South Korea Braces for Another Possible North Korean Missile Test – South Korea and North Korea
South Korea is closely watching North Korea over the possibility it may launch another intercontinental ballistic missile as soon as Saturday when it celebrates its founding anniversary. Seoul's Unification Ministry spokeswoman Eugene Lee said Friday that Pyongyang could potentially conduct its next ICBM tests this weekend or around Oct. 10, another North Korean holiday marking the founding of its ruling party. North Korea has previously marked key dates with displays of military power, but now its tests appear to be driven by the need to improve missile capabilities. The North is just coming off its sixth and the most powerful nuclear test to date on Sunday in what it claimed was a detonation of a thermonuclear weapon built for its ICBMs. The country tested its developmental Hwasong-14 ICBMs twice in July and analysts say the flight data from the launches indicate the missiles could cover a broad swath of the continental United States, including major cities such as Los Angeles and Chicago, when perfected. North Korea fired the ICBMs at highly lofted angles in July to reduce ranges and avoid other countries. But South Korean officials say the next launches could be conducted at angles close to operational as the North would seek to test whether the warheads survive the harsh conditions of atmospheric re-entry and detonate properly.

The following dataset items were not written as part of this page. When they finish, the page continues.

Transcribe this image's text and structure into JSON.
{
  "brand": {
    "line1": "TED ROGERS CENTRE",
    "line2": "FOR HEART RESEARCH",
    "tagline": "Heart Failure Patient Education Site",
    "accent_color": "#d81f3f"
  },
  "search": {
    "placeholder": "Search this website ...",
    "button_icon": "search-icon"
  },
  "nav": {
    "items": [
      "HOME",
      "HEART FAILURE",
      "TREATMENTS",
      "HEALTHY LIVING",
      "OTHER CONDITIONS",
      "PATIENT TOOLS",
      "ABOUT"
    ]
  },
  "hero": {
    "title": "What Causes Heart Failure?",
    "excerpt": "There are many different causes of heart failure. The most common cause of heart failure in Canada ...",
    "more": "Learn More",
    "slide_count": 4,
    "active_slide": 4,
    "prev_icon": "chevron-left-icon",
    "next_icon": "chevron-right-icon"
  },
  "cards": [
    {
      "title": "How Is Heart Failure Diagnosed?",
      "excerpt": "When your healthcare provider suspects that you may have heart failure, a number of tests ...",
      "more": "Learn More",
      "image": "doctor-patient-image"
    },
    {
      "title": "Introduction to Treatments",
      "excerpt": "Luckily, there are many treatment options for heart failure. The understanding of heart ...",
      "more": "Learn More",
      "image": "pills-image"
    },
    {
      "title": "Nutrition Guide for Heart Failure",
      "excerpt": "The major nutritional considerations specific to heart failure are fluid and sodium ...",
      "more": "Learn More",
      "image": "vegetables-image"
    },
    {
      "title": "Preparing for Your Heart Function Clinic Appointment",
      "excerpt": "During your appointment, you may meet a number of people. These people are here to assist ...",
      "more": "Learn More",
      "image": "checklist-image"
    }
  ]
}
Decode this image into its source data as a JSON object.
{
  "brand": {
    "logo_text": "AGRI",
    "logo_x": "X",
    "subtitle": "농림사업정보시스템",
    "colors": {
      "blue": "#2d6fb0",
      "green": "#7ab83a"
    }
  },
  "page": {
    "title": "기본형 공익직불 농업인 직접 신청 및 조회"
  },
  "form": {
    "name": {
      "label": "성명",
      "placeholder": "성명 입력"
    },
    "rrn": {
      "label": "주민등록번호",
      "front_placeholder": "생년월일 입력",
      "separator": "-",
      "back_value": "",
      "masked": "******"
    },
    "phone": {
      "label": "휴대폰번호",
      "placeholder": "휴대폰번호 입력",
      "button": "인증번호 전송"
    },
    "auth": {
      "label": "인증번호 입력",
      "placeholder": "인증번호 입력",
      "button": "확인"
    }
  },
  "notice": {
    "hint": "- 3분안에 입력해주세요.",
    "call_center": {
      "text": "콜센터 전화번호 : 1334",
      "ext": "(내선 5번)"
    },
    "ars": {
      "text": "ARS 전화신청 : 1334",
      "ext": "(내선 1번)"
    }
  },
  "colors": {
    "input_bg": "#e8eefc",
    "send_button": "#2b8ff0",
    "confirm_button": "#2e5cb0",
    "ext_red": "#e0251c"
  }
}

Hurricane Jose to Threaten Rain, Wind Across Leeward Islands Following Devastation from Irma – Global
Jose, which formed into a hurricane Wednesday afternoon, is set to track to the northwest toward the northern Leeward Islands through this weekend. Short-term conditions will favor further intensification of Jose. As of Thursday afternoon, Jose reached Category 3 strength, making it a major hurricane. Jose is third major hurricane of the 2017 Atlantic hurricane season. Jose will make a close pass to the northern Leeward Islands Friday night through Saturday, likely as a Category 2 or 3 hurricane. Depending on how close Jose passes, will determine the severity of the impacts. The islands most likely to be impacted include Barbuda, Antigua, Anguilla, Montserrat, St. Kitts and Nevis. These are the same islands that were devastated by Category 5 Hurricane Irma just days ago. The prime minister of Antigua and Barbuda described Barbuda as "barely habitable" on Wednesday afternoon due to the catastrophic damage left behind by Irma. Another round of heavy rain would make any ongoing flooding worse and could cause additional flooding.